Particle therapy using protons or heavy ions is a relatively new cancer treatment modality which has acquired increasing popularity in the last decade, due to its potential in reducing undesired dose to the nearby healthy tissues, with respect to conventional radiotherapy. However, current clinical treatment planning based on computed tomography suffers from modest range uncertainties due to inaccurate conversions of Hounsfield units (HU) to relative stopping power (RSP). Proton computed tomography (pCT) poses an alternative imaging technique promising accurate pre-imaging of patients for treatment planning reducing uncertainties in dose distribution calculations. In contrast to X-rays used in conventional CT, protons do not travel on a straight line throughout patient and detector due to interactions with the traversed matter and thus require a reconstruction of the taken path prior to image reconstruction.
We propose a novel track following technique based on deep reinforcement learning (RL) for recovering proton traces inside the DTC where we formalize the task at hand as a Markov decision process (MDP) on a graph. Here we aim to learn a deterministic policy parametrized by a deep neural network optimizing the physical plausibility of sequential transitions between nodes, describing proton hit centroids.

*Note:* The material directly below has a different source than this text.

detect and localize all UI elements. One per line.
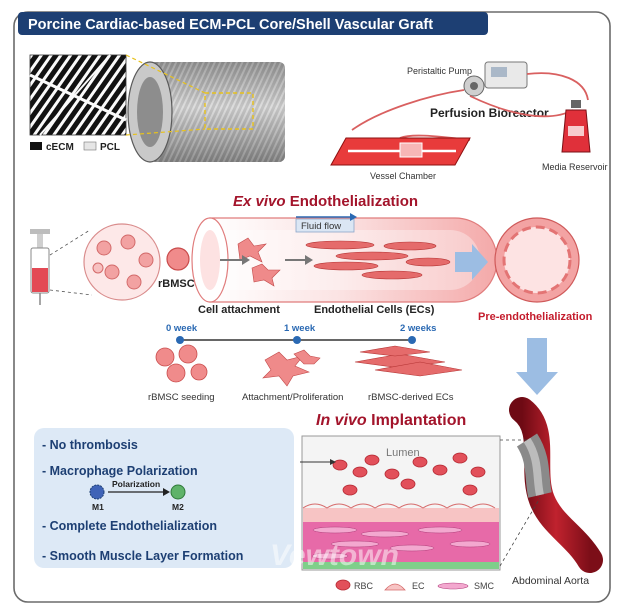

In a proof of principle study on Monte Carlo simulated data, we show that modeling of elastic nuclear interactions is a sufficient metric for a dense reward function allowing the optimization of proton traces in homogeneous detector configurations without knowledge of the ground truth. Moreover, with reinforcement learning we can reconstruct at the current stage trajectories originating from a variety of phantoms and particle densities with accuracies in the 50-98\% range while being able to relocate the optimization steps to an initial training phase and thus avoid performing recursive or iterative optimization of proton tracks during inference. Currently this approach is limited to homogeneous detectors lacking the ability to efficiently trace protons over tracking layers. Finally, at the moment we rely on ground-truth seeding for finding initial track seeds in order to avoid unwanted behavior on the reinforcement learning approach.